= Black Art (poem) =

Poem by Amiri Baraka

"Black Art" is a poem written by African-American poet Amiri Baraka. It was written in 1965 after the assassination of Malcolm X while still known as LeRoi Jones. The poem issued a clarion call for art by and for Black people:

We want a black poem. And a
Black World.
Let the world be a Black Poem
And Let All Black People Speak This Poem
Silently
or LOUD

The poem sparked the beginning of the Black Arts Movement in poetry. "Black Art" was published in The Liberator in January 1966, and subsequently re-published in numerous anthologies. The poem is described as one of Baraka's most expressive political poems, as it uses sharp language, onomatopoeia and violence, yet it is one of the most controversial supplements to the Black Arts Movement.

== Interpretations ==
The poem itself is about poems and how black artists must stand for being black and not copy or imitate white poets. Baraka is calling for black artists to have meaning in their art and produce content that defends their blackness. Baraka felt that his work should fully divulge the nationwide racism and create "poems that kill". Baraka uses terms such as "negroleader", "jewlady's", and "whities" to explain that his message is targeting the race hardships faced for people of color living in the American South in the 1960s. In the line, "Let there be no love poems written until love can exist freely and cleanly," Baraka calls for realism in black poetry and for poets to stop over-glorifying the lives that black people must live in a racist nation.

A poem such as "Black Art", according to Werner Sollors of Harvard University, expressed the author's need to commit the violence required to "establish a Black World". Baraka uses onomatopoeia to express that need for violence: "rrrrrrrrrrrrrrrrrrrrrrrrrrrrrrrrrrr... tuhtuhtuhtuhtuhtuht". More specifically, lines in "Black Art" such as "Let there be no love poems written / until love can exist freely and cleanly" juxtaposed with "We want a black poem. / And a Black World" demonstrate Baraka's cry for political justice during a time when racial injustice was rampant despite the Civil Rights Movement.

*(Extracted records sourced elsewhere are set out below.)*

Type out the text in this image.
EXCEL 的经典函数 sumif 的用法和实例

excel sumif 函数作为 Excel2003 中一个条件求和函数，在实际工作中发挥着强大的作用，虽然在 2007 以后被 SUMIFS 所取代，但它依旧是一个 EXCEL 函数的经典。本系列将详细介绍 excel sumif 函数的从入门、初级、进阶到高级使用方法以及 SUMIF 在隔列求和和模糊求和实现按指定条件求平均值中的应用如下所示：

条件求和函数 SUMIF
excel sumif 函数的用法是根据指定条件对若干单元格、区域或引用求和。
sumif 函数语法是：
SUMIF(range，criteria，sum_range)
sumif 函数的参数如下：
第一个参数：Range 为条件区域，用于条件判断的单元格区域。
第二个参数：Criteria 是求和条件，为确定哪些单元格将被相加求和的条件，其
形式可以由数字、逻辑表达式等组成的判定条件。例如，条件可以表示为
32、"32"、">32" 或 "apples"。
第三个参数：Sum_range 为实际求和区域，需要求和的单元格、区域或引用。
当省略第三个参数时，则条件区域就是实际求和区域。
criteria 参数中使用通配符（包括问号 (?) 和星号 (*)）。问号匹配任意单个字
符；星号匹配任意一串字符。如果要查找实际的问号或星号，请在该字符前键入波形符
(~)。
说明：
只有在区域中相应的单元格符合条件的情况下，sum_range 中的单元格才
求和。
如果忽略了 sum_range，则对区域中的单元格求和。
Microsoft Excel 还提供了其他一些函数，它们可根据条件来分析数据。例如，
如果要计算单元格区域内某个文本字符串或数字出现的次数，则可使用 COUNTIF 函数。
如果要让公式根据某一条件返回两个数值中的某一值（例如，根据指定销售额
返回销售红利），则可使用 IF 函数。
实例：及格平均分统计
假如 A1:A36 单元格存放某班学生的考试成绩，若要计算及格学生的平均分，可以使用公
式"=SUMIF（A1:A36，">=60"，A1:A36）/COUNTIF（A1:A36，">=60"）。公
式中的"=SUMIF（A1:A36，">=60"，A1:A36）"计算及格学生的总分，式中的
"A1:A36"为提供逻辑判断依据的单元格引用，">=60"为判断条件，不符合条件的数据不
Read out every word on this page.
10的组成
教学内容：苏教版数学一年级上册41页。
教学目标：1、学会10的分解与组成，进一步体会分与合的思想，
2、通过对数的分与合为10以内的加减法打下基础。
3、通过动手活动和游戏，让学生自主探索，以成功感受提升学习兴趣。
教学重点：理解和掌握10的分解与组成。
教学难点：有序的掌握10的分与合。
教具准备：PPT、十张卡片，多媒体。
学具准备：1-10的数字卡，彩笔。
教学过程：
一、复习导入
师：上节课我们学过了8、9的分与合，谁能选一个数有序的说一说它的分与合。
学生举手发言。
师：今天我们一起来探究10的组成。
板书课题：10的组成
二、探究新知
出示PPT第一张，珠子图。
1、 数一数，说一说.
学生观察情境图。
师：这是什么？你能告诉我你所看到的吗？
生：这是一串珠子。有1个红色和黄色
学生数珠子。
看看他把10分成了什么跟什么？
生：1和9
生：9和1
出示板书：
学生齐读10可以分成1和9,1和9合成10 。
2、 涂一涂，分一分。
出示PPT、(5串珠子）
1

In this piece, Baraka merges politics with art, criticizing poems that are not useful to or adequately representative of the Black struggle. First published in 1966 during the Civil Rights Movement, the political aspect of this piece underscores the need for a concrete and artistic approach to the realistic nature involving racism and injustice. Serving as the recognized artistic component to and having roots in the Civil Rights Movement, the Black Arts Movement aims to grant a political voice to black artists (including poets, dramatists, writers, musicians, etc.). Playing a vital role in this movement, Baraka calls out what he considers to be unproductive and assimilatory actions shown by political leaders during the Civil Rights Movement. He describes prominent Black leaders as being "on the steps of the white house...kneeling between the sheriff's thighs negotiating coolly for his people."

Baraka also presents issues of Eurocentric mentality, referring to Elizabeth Taylor as a prototypical model in a society that influences perceptions of beauty, emphasizing its influence on individuals of white and black ancestry. Baraka aims his message toward the Black community, with the purpose of coalescing African Americans into a unified movement, devoid of white influences. "Black Art" serves as a medium for expression meant to strengthen that solidarity and creativity, in terms of the Black Aesthetic. Baraka believes poems should "shoot... come at you, love what you are" and not succumb to mainstream desires.

==Influence==
Baraka's cathartic structure and aggressive tone have been compared to the beginnings of hip hop, which created controversy in the realm of mainstream acceptance because of its "authentic, un-distilled, unmediated forms of contemporary black urban music." Baraka believes that integration inherently takes away from the legitimacy of having a Black identity and Aesthetic in an anti-Black world. Much of Baraka's cynical disillusionment with unproductive integration can be drawn from the 1950s, a period of rock and roll, in which "record labels actively sought to have white artists 'cover' songs that were popular on the rhythm-and-blues charts" originally performed by African American artists. Baraka predicts the revolutionary nature of hip hop, which is manifested in his reference to "live words... and live flesh and coursing blood." This method of expression in music parallels significantly with Baraka's ideals presented in "Black Art," focusing on poetry that is also productively and politically driven.